Jan. 13 2011 08:11 AM
Johnny Enrique from Palm Beach Gardens

A question of rhetoric's role in society I think tone does matter. You think of any social situation be in personal life business church group politics and how leaders of that group conduct themselves and treat others, and it's adopted by the members of the group. So if society is constantly obliges with uncivil harsh voices that that becomes the tone of the populous especially susceptible or those trouble souls on the frame, so the responsible we recognize is that those the answers to Charles Barkley's question is yes. I am a role model.

Jan. 13 2011 06:01 AM
Mark Hershberger (via Facebook)

I agree with Jon Stewart's take in that you can't make a simple through line to angry political rhetoric to explain a mentally ill man's actions, but Palin's attempt to deflect criticism amounts to projection and comes across as trying to m...ake the tragedy about herself, and strikes me as hypocritical, as the Right seems to want to use violent revolutionary imagery to promote its causes but doesn't want to address it when an act of violence happens inevitably, especially since 9/11 was and still is politicized to justify the demonization of the Left

Jan. 12 2011 02:10 PM
George Peck (via Facebook) from Evergreen, Colo.

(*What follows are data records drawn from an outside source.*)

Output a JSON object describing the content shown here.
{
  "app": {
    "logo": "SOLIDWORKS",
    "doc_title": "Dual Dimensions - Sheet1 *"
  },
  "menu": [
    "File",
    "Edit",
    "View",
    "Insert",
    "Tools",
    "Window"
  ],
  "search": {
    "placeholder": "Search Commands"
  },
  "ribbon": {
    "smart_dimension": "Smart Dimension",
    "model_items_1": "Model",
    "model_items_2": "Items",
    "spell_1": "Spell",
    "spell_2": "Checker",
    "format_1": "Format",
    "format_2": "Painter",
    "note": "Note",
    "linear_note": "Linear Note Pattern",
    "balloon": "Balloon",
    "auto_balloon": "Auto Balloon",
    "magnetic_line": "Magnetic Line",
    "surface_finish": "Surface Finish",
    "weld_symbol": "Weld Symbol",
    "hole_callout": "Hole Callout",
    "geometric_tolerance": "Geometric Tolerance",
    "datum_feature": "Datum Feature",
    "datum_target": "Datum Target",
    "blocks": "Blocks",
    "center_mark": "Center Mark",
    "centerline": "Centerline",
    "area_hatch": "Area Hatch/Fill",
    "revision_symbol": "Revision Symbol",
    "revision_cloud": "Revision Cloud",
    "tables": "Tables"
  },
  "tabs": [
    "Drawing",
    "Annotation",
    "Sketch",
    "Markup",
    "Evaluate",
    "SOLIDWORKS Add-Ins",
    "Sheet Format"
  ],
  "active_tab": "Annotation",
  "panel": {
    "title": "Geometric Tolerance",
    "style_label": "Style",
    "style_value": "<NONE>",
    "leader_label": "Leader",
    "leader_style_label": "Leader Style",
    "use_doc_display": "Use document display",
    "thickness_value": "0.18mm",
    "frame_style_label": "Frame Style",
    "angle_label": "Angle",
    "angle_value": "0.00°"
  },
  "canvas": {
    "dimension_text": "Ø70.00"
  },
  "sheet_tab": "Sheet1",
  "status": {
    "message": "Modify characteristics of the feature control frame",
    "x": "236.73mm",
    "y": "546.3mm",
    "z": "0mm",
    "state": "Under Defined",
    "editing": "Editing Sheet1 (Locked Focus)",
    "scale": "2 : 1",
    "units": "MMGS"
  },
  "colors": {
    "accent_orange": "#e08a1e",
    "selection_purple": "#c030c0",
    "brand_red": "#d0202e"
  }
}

The biggest "point" Sarah Palin is making is any point to get her name in the paper again. Can we not give this twit any more publicity?

Jan. 12 2011 02:09 PM
AFriedman

What a hypocrite! She cannot absolve herself of the irresponsible rhetoric that she has used for the past 2 years to demonize her opponents. It is about time that she stick a sock in it and go back to the hole from which she came!